# BMW Car Corral at Daytona Speedway



## joeincs (Sep 15, 2009)

Just wondering if anyone will be heading to the season kickoff race, the Rolex 24 HR at Daytona International Speedway at the end of the month. BMW's First Coast Chapter is having a car corral and special ticket price. I do not want to be the only D there! 

Below is the link with all of the details .....

http://www.daytonainternationalspeedway.com/Vanity-Pages/2011/Rolex-24-Car-Corral.aspx


----------



## Flyingman (Sep 13, 2009)

Joe,

I'd give it consideration. What is the basic plan? Where to stay? etc...

I haven't been to a car race since F-1 in Sao Paulo in 2005 or so.


----------



## dunderhi (Dec 10, 2006)

Forida in January sounds kind of nice right now. I'll give it a thought.


----------



## joeincs (Sep 15, 2009)

Flyingman said:


> Joe,
> 
> I'd give it consideration. What is the basic plan? Where to stay? etc...
> 
> I haven't been to a car race since F-1 in Sao Paulo in 2005 or so.

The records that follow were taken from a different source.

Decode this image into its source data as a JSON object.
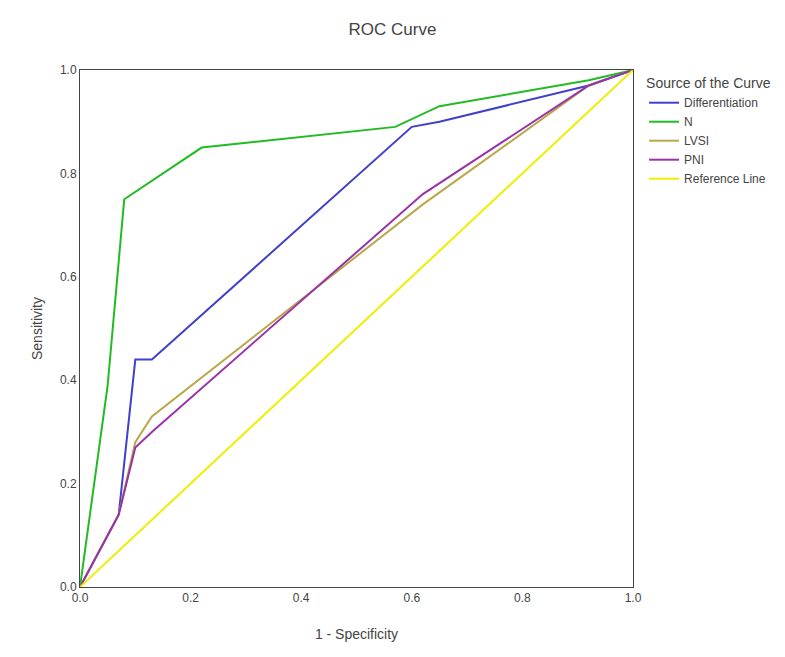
{
  "chart_data": {
    "type": "line",
    "title": "ROC Curve",
    "x_label": "1 - Specificity",
    "y_label": "Sensitivity",
    "legend_title": "Source of the Curve",
    "legend": "right",
    "grid": false,
    "xlim": [
      0.0,
      1.0
    ],
    "ylim": [
      0.0,
      1.0
    ],
    "xticks": [
      {
        "value": 0.0,
        "label": "0.0"
      },
      0.2,
      0.4,
      0.6,
      0.8,
      {
        "value": 1.0,
        "label": "1.0"
      }
    ],
    "yticks": [
      {
        "value": 0.0,
        "label": "0.0"
      },
      0.2,
      0.4,
      0.6,
      0.8,
      {
        "value": 1.0,
        "label": "1.0"
      }
    ],
    "series": [
      {
        "name": "Differentiation",
        "color": "#4040cc",
        "x": [
          0.0,
          0.07,
          0.1,
          0.13,
          0.6,
          0.65,
          0.92,
          1.0
        ],
        "values": [
          0.0,
          0.14,
          0.44,
          0.44,
          0.89,
          0.9,
          0.97,
          1.0
        ]
      },
      {
        "name": "N",
        "color": "#22bb22",
        "x": [
          0.0,
          0.05,
          0.08,
          0.22,
          0.57,
          0.65,
          0.92,
          1.0
        ],
        "values": [
          0.0,
          0.39,
          0.75,
          0.85,
          0.89,
          0.93,
          0.98,
          1.0
        ]
      },
      {
        "name": "LVSI",
        "color": "#b8a84a",
        "x": [
          0.0,
          0.07,
          0.1,
          0.13,
          0.62,
          0.92,
          1.0
        ],
        "values": [
          0.0,
          0.14,
          0.28,
          0.33,
          0.74,
          0.97,
          1.0
        ]
      },
      {
        "name": "PNI",
        "color": "#9933aa",
        "x": [
          0.0,
          0.07,
          0.1,
          0.13,
          0.62,
          0.92,
          1.0
        ],
        "values": [
          0.0,
          0.14,
          0.27,
          0.3,
          0.76,
          0.97,
          1.0
        ]
      },
      {
        "name": "Reference Line",
        "color": "#eeee00",
        "x": [
          0.0,
          1.0
        ],
        "values": [
          0.0,
          1.0
        ]
      }
    ]
  }
}
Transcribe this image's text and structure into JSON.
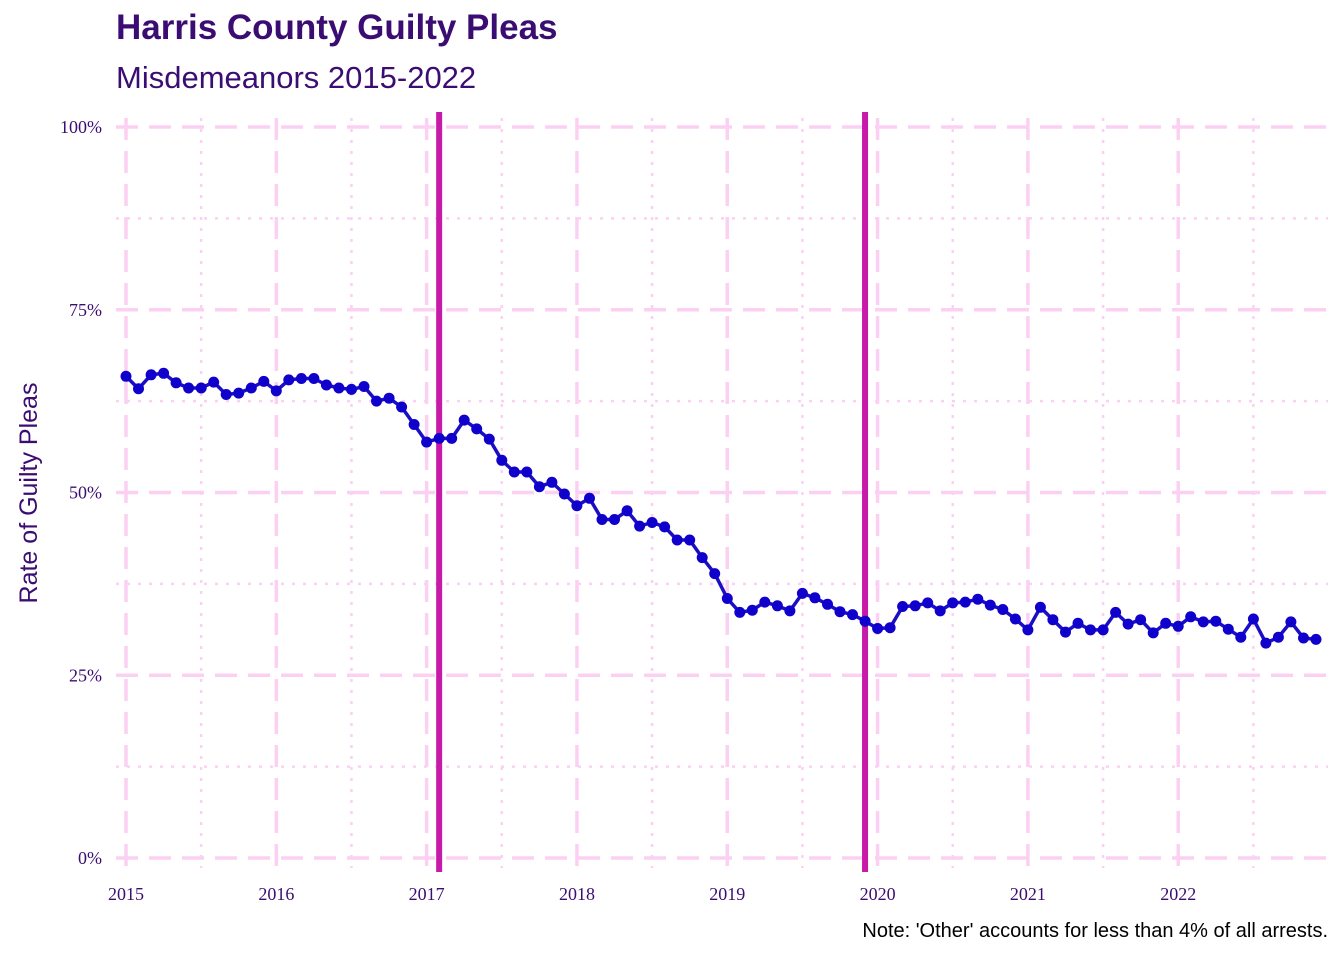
{
  "chart_data": {
    "type": "line",
    "title": "Harris County Guilty Pleas",
    "subtitle": "Misdemeanors 2015-2022",
    "ylabel": "Rate of Guilty Pleas",
    "xlabel": "",
    "caption": "Note: 'Other' accounts for less than 4% of all arrests.",
    "x_ticks": [
      "2015",
      "2016",
      "2017",
      "2018",
      "2019",
      "2020",
      "2021",
      "2022"
    ],
    "y_ticks": [
      "0%",
      "25%",
      "50%",
      "75%",
      "100%"
    ],
    "ylim": [
      0,
      1
    ],
    "xlim": [
      "2015-01",
      "2022-12"
    ],
    "grid": true,
    "colors": {
      "title": "#3b0d72",
      "line": "#1b0fc4",
      "points": "#1000cc",
      "vlines": "#c81aa8",
      "grid": "#fcd0f2"
    },
    "vertical_lines": [
      "2017-02",
      "2019-12"
    ],
    "series": [
      {
        "start": "2015-01",
        "values": [
          0.659,
          0.642,
          0.661,
          0.663,
          0.65,
          0.643,
          0.643,
          0.651,
          0.634,
          0.636,
          0.643,
          0.652,
          0.639,
          0.654,
          0.656,
          0.656,
          0.647,
          0.643,
          0.641,
          0.645,
          0.625,
          0.629,
          0.617,
          0.593,
          0.569,
          0.574,
          0.574,
          0.599,
          0.587,
          0.573,
          0.544,
          0.528,
          0.528,
          0.508,
          0.514,
          0.498,
          0.482,
          0.492,
          0.463,
          0.463,
          0.475,
          0.454,
          0.459,
          0.453,
          0.435,
          0.435,
          0.411,
          0.389,
          0.355,
          0.336,
          0.339,
          0.35,
          0.345,
          0.338,
          0.362,
          0.356,
          0.347,
          0.337,
          0.333,
          0.324,
          0.314,
          0.315,
          0.344,
          0.345,
          0.349,
          0.338,
          0.349,
          0.35,
          0.354,
          0.346,
          0.34,
          0.327,
          0.312,
          0.343,
          0.326,
          0.309,
          0.321,
          0.312,
          0.312,
          0.336,
          0.32,
          0.326,
          0.308,
          0.321,
          0.317,
          0.33,
          0.323,
          0.324,
          0.313,
          0.302,
          0.327,
          0.294,
          0.302,
          0.323,
          0.301,
          0.299
        ]
      }
    ]
  }
}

Well I stay with my sister so I do not know what hotels to recommend. I thought it would be nice to park all the d's together.


----------



## Flyingman (Sep 13, 2009)

Yep, have visitors coming in that weekend, so forget that one.

Thanks, hope you do make it and enjoy.:thumbup:


----------



## Shorestyle031 (Jan 14, 2011)

Im going to be there. I hope more people show up as well. I started a thread on Bimmerpost as well.
http://www.m3post.com/forums/showthread.php?t=475181


----------